Ex-líder de Dilma na Câmara pegou propina de R$ 97 mil, diz PF

    De acordo com as investigações, pagamento ocorreu por meio de dois cheques: o primeiro, no valor de R$ 30 mil, foi descontado por um escritório de advocacia

    José Guimarães (PT-CE) Foto: Agência Câmara

    A Polícia Federal concluiu na quarta-feira (23) o inquérito 4259 do Supremo Tribunal Federal, instaurado no âmbito da Operação Lava Jato. O deputado José Guimarães (PT-CE), ex-líder do Governo Dilma Rousseff na Câmara, teria recebido propina de R$ 97 mil do ex-vereador do PT Alexandre Romano, o Chambinho – um dos delatores da Lava Jato.

    Segundo nota da PF, “a investigação comprovou que um deputado federal do Ceará recebeu propina do colaborador Alexandre Romano no valor de R$ 97.761,00 em troca de sua intervenção junto ao ex-presidente do Banco do Nordeste do Brasil – BNB, seu apadrinhado político”.

    “Em razão dessa atuação, foi facilitada e viabilizada a concessão de financiamento de R$ 260 milhões pela instituição financeira às subsidiárias de uma empresa responsável pela construção de usinas eólicas no estado da Bahia”, diz nota da Federal.

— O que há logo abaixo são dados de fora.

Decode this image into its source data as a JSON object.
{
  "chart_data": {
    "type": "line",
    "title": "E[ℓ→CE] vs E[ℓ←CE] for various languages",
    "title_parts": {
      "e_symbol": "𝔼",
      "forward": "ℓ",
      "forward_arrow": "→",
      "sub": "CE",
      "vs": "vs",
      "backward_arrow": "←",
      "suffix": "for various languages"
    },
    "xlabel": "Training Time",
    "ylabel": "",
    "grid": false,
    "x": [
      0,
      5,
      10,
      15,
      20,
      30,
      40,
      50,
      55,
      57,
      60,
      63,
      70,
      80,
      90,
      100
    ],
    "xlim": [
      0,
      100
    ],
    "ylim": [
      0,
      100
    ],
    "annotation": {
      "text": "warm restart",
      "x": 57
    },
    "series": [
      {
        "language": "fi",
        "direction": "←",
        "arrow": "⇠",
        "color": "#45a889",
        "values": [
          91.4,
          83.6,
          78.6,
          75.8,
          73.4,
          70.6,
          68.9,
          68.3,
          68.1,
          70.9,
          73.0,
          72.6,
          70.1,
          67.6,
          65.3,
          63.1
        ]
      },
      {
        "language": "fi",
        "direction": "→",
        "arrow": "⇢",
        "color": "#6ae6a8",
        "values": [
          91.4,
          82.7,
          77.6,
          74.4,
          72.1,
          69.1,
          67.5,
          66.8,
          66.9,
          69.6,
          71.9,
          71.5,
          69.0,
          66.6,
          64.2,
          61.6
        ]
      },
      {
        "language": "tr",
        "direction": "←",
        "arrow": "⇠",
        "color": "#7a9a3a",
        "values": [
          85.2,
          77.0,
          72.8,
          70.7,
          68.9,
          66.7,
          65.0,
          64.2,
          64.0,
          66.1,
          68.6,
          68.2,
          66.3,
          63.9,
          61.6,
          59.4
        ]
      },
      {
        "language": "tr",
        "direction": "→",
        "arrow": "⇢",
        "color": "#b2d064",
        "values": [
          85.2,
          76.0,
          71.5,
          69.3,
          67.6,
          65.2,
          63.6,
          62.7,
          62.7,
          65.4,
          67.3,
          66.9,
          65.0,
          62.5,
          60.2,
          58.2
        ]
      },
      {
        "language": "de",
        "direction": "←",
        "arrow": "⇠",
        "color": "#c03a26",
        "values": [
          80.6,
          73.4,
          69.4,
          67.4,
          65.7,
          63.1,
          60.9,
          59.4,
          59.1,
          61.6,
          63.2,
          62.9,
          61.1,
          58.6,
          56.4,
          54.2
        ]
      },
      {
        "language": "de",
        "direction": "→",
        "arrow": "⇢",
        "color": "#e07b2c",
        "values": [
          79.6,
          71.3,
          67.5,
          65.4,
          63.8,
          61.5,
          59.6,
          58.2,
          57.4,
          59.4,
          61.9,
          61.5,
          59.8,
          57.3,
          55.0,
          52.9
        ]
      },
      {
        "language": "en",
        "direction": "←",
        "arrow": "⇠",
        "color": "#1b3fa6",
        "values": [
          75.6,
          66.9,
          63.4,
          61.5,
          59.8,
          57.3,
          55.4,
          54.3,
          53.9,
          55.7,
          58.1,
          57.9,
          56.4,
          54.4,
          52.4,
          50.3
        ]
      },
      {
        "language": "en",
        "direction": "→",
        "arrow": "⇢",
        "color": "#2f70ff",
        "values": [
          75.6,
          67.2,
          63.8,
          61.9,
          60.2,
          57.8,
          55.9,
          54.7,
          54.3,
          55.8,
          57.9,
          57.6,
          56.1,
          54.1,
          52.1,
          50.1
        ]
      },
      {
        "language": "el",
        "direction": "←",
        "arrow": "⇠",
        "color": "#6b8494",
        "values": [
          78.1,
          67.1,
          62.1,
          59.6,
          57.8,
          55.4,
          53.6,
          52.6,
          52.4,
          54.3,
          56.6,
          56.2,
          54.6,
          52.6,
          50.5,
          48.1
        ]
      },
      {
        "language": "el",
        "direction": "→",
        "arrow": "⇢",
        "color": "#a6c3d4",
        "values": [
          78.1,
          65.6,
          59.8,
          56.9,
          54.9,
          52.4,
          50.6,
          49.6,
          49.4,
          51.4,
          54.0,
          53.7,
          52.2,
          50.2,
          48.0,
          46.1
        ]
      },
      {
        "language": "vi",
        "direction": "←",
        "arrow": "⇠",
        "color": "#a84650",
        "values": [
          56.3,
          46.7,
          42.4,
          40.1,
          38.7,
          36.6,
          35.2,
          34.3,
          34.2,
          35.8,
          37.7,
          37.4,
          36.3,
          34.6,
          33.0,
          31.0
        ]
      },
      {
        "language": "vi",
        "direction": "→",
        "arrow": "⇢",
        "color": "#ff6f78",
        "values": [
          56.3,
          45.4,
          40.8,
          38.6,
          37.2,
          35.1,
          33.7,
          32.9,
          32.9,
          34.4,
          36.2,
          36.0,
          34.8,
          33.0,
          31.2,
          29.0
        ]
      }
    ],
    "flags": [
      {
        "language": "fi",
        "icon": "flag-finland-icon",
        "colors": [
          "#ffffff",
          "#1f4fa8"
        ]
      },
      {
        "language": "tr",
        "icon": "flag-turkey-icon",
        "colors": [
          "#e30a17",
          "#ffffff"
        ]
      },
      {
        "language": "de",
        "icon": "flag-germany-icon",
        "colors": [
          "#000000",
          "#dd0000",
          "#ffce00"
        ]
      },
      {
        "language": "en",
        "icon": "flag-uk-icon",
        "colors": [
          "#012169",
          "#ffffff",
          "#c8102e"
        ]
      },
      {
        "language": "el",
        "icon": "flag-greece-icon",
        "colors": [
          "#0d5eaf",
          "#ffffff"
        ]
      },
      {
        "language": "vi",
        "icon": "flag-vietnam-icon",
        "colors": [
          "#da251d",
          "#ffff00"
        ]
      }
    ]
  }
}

    O pagamento da propina, de acordo com a PF, ocorreu por meio de dois cheques do colaborador. O primeiro, no valor de R$ 30 mil, foi descontado por um escritório de advocacia.

    O segundo cheque, no valor de R$ 67.761,00, era destinado a uma companhia de indústria e comércio de papel, que forneceu matéria prima a uma empresa gráfica que prestava serviços ao deputado.

    Foram identificados elementos suficientes para apontar a materialidade e autoria dos crimes de corrupção passiva qualificada e lavagem de dinheiro pelo parlamentar.

    Também foram apontados indícios suficientes de autoria e materialidade do delito de corrupção passiva qualificada cometido pelo ex-presidente do Banco do Nordeste do Brasil.

    O relatório conclusivo do inquérito foi encaminhado ao Supremo Tribunal Federal, informou a PF, na quarta-feira, com todo o material produzido no decorrer das investigações.

    José Guimarães é irmão de José Genoíno ex-presidente do PT.

    Em 8 de julho de 2005, José Adalberto Vieira, então assessor de Guimarães, foi preso no Aeroporto de Congonhas em São Paulo com US$ 100 mil escondidos na cueca, e mais R$ 209 mil numa maleta de mão, quando embarcava para Fortaleza.